Daniele Viotti ha dichiarato: “ Questa manifestazione rappresenta, da un lato, una grande novità perché vede tra i suoi soggetti promotori molti soggetti dalle sensibilità diverse, accomunati dalla volontà di affermare i diritti fondamentali della persona, ma dall’altro è il frutto di un percorso di dialogo che, da anni, ha portato a legami sempre più stretti tra movimento LGBT, donne, immigrati, studenti e lavoratori.”.

Margherita Granero ha poi affermato che: “Se si nega il diritto all’autodeterminazione per il proprio corpo, si negano di colpo tutti gli altri diritti della persona umana. In altre parole, se una persona non può disporre liberamente di sé, del proprio corpo e delle proprie capacità affettive, intellettive, relazionali e lavorative, gli vengono di conseguenza negate tutte le altre libertà su cui si fonda la nostra convivenza civile.”

Tullio Monti ha ricordato che: “ PRIDE significa, come ben sappiamo, “orgoglio”. In questo caso, orgoglio dei diritti, orgoglio di sentirsi parte della cultura occidentale, democratica, liberale, laica e secolarizzata, fondata sull’autonomia e sull’autodeterminazione delle persone, sul rispetto dei diritti individuali, prima che di quelli collettivi”.

Blerina Pashollari ha dichiarato, inoltre: “Il Collettivo immigrati Auto-organizzati di Torino, di cui faccio parte, ha già partecipato al Pride del 2009 e ora si unisce alle altre realtà qui presenti perché pensiamo che sia necessario lottare per l’affermazione dei diritti, delle libertà e della dignità delle persone immigrate e di qualunque persona discriminata. E’ necessario che i cittadini e i lavoratori, italiani e immigrati, lottino in modo nonviolento contro qualsiasi forma di sfruttamento, razzismo, oppressione ed esclusione sociale. Anche quest’anno faremo in modo che, anche in senso concreto, “I diritti sono il nostro PRIDE” parli tutte le lingue delle comunità di immigrate e immigrati presenti a Torino”.
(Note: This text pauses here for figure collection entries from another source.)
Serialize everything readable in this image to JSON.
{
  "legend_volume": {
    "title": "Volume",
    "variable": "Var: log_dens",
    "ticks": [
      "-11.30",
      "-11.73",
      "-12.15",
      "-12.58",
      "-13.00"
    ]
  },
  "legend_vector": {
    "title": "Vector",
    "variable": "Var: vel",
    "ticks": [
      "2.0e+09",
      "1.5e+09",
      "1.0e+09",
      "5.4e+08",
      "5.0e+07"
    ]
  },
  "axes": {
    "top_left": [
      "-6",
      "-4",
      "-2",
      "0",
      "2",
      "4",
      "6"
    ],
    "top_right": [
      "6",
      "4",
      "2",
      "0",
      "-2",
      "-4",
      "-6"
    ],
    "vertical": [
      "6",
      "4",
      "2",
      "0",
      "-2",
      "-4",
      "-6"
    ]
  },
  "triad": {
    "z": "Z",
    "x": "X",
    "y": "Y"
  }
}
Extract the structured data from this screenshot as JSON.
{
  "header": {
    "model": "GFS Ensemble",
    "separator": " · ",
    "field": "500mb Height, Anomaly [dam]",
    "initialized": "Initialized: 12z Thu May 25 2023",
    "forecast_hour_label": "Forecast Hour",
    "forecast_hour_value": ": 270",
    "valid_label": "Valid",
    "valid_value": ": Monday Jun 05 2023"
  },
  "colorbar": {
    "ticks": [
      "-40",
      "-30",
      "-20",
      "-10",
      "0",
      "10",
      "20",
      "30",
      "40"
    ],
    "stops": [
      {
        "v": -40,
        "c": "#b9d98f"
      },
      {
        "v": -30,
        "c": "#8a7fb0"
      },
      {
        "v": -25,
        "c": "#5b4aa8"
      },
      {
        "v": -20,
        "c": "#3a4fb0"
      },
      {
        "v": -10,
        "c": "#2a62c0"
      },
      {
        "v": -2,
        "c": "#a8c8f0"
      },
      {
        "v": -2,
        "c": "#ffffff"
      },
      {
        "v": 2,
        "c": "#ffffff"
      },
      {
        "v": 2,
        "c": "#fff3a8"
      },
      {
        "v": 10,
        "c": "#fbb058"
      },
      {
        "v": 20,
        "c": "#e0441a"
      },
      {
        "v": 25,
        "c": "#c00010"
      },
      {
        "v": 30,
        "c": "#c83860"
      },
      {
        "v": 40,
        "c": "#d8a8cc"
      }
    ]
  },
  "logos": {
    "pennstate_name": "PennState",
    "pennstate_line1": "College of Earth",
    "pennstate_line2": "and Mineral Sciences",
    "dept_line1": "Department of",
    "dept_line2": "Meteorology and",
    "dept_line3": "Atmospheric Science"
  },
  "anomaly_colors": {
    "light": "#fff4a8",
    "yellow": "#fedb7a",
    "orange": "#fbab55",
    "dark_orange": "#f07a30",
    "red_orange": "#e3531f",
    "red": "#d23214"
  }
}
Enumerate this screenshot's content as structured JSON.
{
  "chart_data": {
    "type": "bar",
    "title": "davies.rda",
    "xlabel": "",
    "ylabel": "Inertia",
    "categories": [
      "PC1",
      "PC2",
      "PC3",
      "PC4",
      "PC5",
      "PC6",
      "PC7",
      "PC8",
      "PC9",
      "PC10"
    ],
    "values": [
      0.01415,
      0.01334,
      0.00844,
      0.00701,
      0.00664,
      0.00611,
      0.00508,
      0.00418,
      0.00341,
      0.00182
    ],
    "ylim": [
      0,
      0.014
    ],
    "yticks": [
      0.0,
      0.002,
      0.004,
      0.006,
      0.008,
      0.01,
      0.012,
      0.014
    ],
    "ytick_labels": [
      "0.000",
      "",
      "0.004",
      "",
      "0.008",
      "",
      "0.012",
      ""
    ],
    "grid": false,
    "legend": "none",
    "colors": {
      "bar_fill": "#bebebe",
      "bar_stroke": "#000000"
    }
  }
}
Infine Vanna Lorenzoni ha richiamato l’attenzione dei presenti sul fatto che “… la manifestazione, pur essendo nata in ambito torinese, non potrà non avere echi sul piano nazionale, sia perché i contenuti che esprime sono di interesse nazionale, sia perché ci giungono sempre più adesioni e attestati di partecipazione da parte di donne e uomini di tutta Italia.”

Tra gli interventi è da segnalare, in particolare, quello del Collettivo universitario AlterEva che ha ribadito, attraverso una sua rappresentante, il proprio impegno all’interno nel settore scuola e università per la difesa dell’autodeterminazione delle donne e di una corretta informazione sul diritto alla salute.

E’ stata annunciata, inoltre, una campagna di controinformazione sul farmaco RU489 che toccherà dal 24 al 31 maggio, in tutta la provincia di Torino, 42 mercati, 31 luoghi di lavoro, le università e le scuole superiori cui si collegherà un’opera di sensibilizzazione sui temi che saranno oggetto della manifestazione del 19 GIUGNO 2010.